Yang Mekar di Tubuhku
aku bersemi dari benih ayah ibuku
tujuh puluh tujuh kali dipertanya ruh
jawabku selalu: T e n t u
pada jagat yang mengerak
hadap hidupku kian berarak
kiri mataku petir berkerikil
tapak-tapak kaki menuai gigil
hawa apik apiku dititip manja
murka bengisku terpenjara
sangkaku hidup itu
ambangan padma di permukaan telaga
sial! hidup itu
potongan-potongan daging dalam belanga
sangkaku (lagi) hidup itu
seka bening embun membasuh bumi
sial! paling nyata hidup itu
geletik nyala api memakan habis jerami
dan
nahasnya ia kadung kunikmati
di sekujur darahku
di dahan tulang rusukku
di gelombang sukmaku
di dasar telapakku
mekar megah (di tubuhku)
memarku redam merapat di ujung malam
sunyiku terbujur kematianku pun undur
arakku padam menanakku dalam kelam
nyawa nyalanya teduh
diam-diam
ada yang mekar di tubuhku
.
Penyair Penyiar Sepi
angin malam tak lagi genit
samar-samar kelu menggigit
dulu gemas membisikkan rahasia
pada surai kekasihnya
bertelanjang kaki gadis menjuntai lara
berpesta pikiran riuh
rona mata bak mawar merana
memerdu lagu seraya mengaduh
perempuan menikahi sunyi
waktu kelam mekar langit puisi
bermaksud menanggalkan lirih
dikekang menari dalam imaji
kau perempuan, katanya
konon penjarakan cinta demi cita
urung berucap olehnya bibir terjajah
mengurung diri pertanda jenuh bersua
cukuplah pecut merajalela (haruskah ia cakap)
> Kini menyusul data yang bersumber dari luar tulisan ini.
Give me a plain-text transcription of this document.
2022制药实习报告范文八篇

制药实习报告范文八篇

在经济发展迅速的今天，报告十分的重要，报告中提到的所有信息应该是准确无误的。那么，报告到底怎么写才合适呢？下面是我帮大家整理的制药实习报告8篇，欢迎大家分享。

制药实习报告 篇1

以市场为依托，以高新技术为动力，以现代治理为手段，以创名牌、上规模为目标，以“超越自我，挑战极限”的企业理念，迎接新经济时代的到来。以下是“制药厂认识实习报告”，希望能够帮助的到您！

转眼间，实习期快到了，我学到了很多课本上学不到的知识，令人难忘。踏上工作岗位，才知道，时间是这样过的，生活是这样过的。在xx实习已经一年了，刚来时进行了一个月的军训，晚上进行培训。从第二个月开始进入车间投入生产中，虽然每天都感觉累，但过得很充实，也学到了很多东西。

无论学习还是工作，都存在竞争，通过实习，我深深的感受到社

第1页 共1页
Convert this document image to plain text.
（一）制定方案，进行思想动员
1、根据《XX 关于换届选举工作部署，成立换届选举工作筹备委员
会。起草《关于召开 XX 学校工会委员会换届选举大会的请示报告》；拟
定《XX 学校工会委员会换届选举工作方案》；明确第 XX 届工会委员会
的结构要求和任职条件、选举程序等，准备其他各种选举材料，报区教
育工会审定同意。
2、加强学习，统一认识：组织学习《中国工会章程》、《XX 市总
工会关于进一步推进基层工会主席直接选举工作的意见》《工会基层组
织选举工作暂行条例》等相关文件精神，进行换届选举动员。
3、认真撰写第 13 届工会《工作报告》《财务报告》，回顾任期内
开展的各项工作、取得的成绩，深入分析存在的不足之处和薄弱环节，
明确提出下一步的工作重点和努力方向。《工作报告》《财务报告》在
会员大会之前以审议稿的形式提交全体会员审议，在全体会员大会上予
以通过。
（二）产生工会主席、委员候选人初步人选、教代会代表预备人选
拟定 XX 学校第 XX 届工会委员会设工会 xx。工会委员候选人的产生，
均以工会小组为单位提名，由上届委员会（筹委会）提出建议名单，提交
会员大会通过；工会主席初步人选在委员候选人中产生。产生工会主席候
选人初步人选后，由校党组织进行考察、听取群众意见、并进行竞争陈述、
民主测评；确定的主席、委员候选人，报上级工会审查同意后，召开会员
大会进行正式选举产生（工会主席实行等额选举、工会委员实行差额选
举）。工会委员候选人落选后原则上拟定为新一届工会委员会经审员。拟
lantunan mengharubirukan si gagap
bersuara tak mahir, lenyap pun ia dekap
mabuk karena khamar atau pening karena arak mekar
ocehan bak gemuruh
nyaris terpikat keruh
sekalipun di dasar ceruk
binar matanya kian mengutuk
udara malam menjerat ia begitu keras
leka ia meraung mereka makin ganas
ceracau menghardik berulang kali
tatkala permohonan meninggi
“semoga di malam tidak tenang,
selalu kutemukan tamak bersitegang;
antara hidup dan mati di peraduan,
senang dan sedih sikut-sikutan.
semoga di setiap detik jantungku,
ada detak hidup yang tak berhenti
hanya karena malam selalu kelabu”
denting penat mengundang keluh kesah
berangsur reda kembali resah
hidupnya hebat walau banyak kelebat
mengulum asa yang sudah lama dikubur gelora
terlahir dari rimbun air mata
menyesar pelita bersengketa
lebur tak tersisa dan bila malam tiba
aku menjelma lilin yang menyala
belenggu marak di mana-mana
pada guratan aku berkelana
kata memilih diam di dalam sepi dada
kepada detak-detak hiduplah!
.
Sembilu Berlabuh
gelut isak semerbak kabut redum kembali bertaut
kala surya malam bermesra pada temaram
senandika guratkan angan kian berlebam
sontak sembilu merajai onar tak kunjung redam
duhai kelam
puan berupawan ini tersengut rusuh
air matanya bak mahligai berambai-ambai
senandungnya ruah serapah begitu lihai
seribu bala kemari menyerbu
“wahai kau, senang bersamuh
kami bertandang buas
wajar jika pilu kian mengeras
seduhlah hingga luruh”
desak dilimpung sesak
deru risau terbelalak
linglung berkepayang
liku menuntutnya berpulang
di hadapan tungku yang membara
rampungkan pelbagai roman sengsara
sejoli insan menyitir bait sajak
“manusia harus hidup
dari luka
dari petaka
dari kisah-kasih berpuing lebur
dari ingar-bingar beralur
manakala nadi masih berdegup
tangan masih bertangkup”
tekuk lutut marak di sana-sini
asal mereka dikasihi
asal ilusi berakhir permai
asal jalan buntu tak menyaingi
kabul yang kutunggu
kalut yang kutemu
ah tak berani berkhayal
“betapa sengit pun betapa legit
mimpi adalah minuman keras
masa bodoh raut memelas
keburu babas
cita meriap sejak belia
namun ia kepunyaan maha segala”
curam kan berlabuh tenteram
dikara kan terbenam
ketika malam bergegas
kata-katamu bergerak gemas
kalimatmu menjadi ruh
mendayu-dayu melayang jauh
mendarahlah engkau, mendarah
maka engkau akan berseri-seri ribuan kali!